In this paper, a case study on the Saint-Jude landslide that occurred in 2010 was carried out numerically using a new computational framework. The PFEM was adopted to tackle the issues resulting from large material deformation while the behaviour of sensitive clays was described by an elastoviscoplastic constitutive model that is a mixture of the Tresca model with strain softening and the Bingham model. The investigation of progressive failure in Saint-Jude landslide was carried out with emphasis on the failure mode and mechanism, the kinematics and the final deposition. Detailed comparisons between the modelling results and the available data were conducted. The main conclusions are drawn as follows:

1. (1)

   The PFEM using the elastoviscoplastic model with strain softening is a valid computational framework for simulating real retrogressive landslides in sensitive clay.
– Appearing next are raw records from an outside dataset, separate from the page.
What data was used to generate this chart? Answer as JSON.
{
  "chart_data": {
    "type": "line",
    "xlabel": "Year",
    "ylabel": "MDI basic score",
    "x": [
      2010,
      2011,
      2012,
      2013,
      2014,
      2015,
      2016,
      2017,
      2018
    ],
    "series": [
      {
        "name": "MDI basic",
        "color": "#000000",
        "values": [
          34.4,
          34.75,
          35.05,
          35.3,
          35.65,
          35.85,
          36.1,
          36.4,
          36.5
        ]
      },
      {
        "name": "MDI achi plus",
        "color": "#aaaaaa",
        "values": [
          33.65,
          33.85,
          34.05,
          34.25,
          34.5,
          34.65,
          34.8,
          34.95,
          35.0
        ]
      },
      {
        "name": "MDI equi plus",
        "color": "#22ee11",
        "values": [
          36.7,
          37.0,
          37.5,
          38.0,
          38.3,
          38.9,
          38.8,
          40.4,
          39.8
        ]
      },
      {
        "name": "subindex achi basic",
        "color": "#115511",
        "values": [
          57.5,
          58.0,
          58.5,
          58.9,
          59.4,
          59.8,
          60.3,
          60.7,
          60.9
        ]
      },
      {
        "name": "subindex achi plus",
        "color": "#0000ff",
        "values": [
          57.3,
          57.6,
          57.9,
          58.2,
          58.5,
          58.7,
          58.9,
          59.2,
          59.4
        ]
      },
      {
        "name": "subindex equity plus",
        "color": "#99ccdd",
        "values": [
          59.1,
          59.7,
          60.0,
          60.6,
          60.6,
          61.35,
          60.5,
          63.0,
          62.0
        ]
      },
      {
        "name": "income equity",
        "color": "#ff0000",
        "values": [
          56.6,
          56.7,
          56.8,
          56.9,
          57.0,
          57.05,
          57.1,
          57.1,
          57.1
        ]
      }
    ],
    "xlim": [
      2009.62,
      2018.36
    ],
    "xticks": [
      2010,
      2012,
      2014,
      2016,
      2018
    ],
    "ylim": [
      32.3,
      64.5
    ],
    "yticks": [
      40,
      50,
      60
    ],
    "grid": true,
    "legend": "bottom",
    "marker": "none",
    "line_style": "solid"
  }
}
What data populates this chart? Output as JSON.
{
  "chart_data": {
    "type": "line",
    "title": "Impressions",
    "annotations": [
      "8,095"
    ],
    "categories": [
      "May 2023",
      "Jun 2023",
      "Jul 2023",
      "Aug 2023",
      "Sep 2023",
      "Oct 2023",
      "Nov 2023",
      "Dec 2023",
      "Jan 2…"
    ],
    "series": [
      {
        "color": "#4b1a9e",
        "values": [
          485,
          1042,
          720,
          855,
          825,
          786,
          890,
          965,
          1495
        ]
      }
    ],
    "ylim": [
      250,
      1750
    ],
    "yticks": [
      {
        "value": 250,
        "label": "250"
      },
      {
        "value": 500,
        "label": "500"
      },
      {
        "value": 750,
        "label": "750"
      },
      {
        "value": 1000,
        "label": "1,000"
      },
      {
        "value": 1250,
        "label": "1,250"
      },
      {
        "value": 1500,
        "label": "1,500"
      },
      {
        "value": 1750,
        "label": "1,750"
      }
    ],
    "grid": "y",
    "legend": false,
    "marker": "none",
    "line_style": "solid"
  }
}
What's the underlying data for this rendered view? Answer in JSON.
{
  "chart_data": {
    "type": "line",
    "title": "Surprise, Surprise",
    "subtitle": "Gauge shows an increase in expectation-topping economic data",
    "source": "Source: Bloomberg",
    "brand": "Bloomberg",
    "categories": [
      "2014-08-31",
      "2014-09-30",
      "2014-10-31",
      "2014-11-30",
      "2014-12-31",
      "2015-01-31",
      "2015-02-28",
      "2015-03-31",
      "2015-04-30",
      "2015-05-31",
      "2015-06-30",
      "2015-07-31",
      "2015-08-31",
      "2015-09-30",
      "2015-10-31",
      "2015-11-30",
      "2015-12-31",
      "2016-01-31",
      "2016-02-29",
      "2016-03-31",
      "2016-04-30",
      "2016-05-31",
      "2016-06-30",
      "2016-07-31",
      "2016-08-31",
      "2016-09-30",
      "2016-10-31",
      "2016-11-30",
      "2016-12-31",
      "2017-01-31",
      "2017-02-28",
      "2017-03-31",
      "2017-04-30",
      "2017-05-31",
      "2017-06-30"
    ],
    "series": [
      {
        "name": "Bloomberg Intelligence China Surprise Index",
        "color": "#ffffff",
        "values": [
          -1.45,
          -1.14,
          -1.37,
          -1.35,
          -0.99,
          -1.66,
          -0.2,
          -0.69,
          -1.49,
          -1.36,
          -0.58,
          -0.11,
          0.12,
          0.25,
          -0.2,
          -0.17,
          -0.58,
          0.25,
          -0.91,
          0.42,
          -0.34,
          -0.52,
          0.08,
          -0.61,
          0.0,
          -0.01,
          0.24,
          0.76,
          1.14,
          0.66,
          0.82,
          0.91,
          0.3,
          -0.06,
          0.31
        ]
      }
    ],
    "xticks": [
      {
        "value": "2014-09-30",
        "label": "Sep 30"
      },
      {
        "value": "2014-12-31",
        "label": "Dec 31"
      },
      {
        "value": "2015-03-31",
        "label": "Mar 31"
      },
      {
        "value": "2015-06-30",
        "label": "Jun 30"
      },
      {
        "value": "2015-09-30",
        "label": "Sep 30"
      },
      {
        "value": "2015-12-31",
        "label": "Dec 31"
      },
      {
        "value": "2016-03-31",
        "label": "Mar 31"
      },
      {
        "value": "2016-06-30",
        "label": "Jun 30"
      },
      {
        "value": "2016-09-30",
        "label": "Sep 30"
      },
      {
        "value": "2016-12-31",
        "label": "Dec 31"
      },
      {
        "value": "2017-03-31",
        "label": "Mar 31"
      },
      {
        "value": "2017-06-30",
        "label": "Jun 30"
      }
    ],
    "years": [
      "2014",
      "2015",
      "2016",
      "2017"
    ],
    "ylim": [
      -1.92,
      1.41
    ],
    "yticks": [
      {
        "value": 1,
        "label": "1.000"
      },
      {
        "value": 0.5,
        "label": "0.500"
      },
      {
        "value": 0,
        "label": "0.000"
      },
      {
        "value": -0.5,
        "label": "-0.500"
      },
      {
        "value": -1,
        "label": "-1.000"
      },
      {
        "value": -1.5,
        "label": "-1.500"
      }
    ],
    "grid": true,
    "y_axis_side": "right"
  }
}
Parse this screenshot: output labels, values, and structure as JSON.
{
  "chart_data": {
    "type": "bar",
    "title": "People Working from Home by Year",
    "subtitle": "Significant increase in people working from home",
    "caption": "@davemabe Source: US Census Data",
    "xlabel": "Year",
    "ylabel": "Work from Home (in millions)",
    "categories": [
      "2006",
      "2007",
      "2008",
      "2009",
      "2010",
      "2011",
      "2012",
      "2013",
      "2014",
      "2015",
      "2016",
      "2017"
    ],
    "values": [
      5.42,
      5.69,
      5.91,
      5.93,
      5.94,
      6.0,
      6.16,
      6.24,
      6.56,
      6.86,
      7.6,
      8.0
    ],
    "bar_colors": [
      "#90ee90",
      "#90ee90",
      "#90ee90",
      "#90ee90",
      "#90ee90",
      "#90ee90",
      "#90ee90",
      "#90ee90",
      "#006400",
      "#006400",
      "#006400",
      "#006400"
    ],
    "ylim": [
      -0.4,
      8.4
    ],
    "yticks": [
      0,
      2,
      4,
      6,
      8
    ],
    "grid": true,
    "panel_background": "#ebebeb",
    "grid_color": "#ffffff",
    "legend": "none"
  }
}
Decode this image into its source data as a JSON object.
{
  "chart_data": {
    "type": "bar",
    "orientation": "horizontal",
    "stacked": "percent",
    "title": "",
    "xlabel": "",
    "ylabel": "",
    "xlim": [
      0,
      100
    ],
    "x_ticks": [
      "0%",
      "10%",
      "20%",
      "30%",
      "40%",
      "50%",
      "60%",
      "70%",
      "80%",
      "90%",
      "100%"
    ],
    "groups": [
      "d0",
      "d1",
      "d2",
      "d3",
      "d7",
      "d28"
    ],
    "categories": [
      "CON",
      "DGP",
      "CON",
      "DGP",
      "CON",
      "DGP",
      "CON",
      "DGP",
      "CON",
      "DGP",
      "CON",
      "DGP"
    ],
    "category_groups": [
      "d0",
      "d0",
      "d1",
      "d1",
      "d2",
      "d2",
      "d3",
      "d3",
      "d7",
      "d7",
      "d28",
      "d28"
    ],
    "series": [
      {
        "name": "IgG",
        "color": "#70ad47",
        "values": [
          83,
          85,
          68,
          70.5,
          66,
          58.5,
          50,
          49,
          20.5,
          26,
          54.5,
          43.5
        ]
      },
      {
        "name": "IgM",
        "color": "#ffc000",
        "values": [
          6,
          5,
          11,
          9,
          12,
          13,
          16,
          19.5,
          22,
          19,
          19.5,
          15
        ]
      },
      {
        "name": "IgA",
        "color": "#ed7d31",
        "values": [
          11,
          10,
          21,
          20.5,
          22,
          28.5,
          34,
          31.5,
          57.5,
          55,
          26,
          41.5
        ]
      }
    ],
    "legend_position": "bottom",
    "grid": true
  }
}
It has not only qualitatively reproduced the failure mode and the progressive failure process of the Saint-Jude landslide but also quantitatively estimated its final run-out distance, retrogression distance and failure surface. Thus, this computational framework can be used for hazard estimation of real landslides in sensitive clay.

2. (2)

   The Saint-Jude landslide is a type of multiple retrogressive landslides (also called earthflows) where a total of three retrogressive failures (RFs) were triggered after the initial failure of the slope according to our simulations. The initial failure and the subsequent three RFs led the landslide into four zones which coincide with the observations.

3. (3)

   Our simulation results indicated that a retrogressive landslide can be the combination of multiple types of retrogressive failure. This is supported by the evidence that the second rotational retrogressive failure in the Saint-Jude landslide evolves into a spread in the migration process.

4. (4)

   Owing to the change of geometry, a spread may occur in a deposit of a thick layer of sensitive clays. This is demonstrated by the second retrogressive failure in the Saint-Jude landslide from our simulation. The stress intensity at the location where there is a sudden increase of clay thickness leads to additional shear bands which further decompose the moving block, make the failure evolve as a spread during migration and sequentially produce multiple grabens and horsts in the migrating clay.

5. (5)

   Fluctuations of the shear stress on the bottom of sensitive clay will occur in front of the new failure surface because of the existence of intact or partially remoulded clay in these areas which may still sustain large shear stress. However, the fluctuation will be alleviated soon afterwards because the un-remoulded clay will be further eroded in the migration process.

6. (6)

   The clay block stemming from a rotational failure may be further decomposed into two smaller parts exhibiting as a graben and a horst in the process of migration. In other words, a rotational retrogressive failure (not just the spread) in sensitive clay can produce grabens and horsts.

7. (7)

   The horsts and grabens are blocks of intact clays that are usually under translation with very limited rotation in the process of migration if they are from a spread but rotate considerably if they derive from a rotational retrogressive failure.

8. (8)

   In a multiple retrogressive landslide, usually the materials involved in a new retrogressive failure rather than those at the leading front possess the largest migration speed. However, if a huge amount of gravitational potential energy is released due to the new collapse, the wave may propagate fast to the leading front of the landslide and make it possess a very high migration speed.

9. (9)

   Neglecting the viscosity of sensitive clays leads to an overestimation of both final run-out distance and retrogression distance for real retrogressive landslides. The modelling results for the Saint-Jude landslide suggest a value between 200 and 1000 Pa ⋅ s for producing reasonable run-out distance and retrogression distance. Although the suggested value is within the range advised by other researchers for real landslide modelling, it is much greater than the viscosity of Canadian sensitive clay determined by lab testing. Thus, synergistic investigations from physical and numerical modelling are required to provide a clear answer to this discrepancy issue.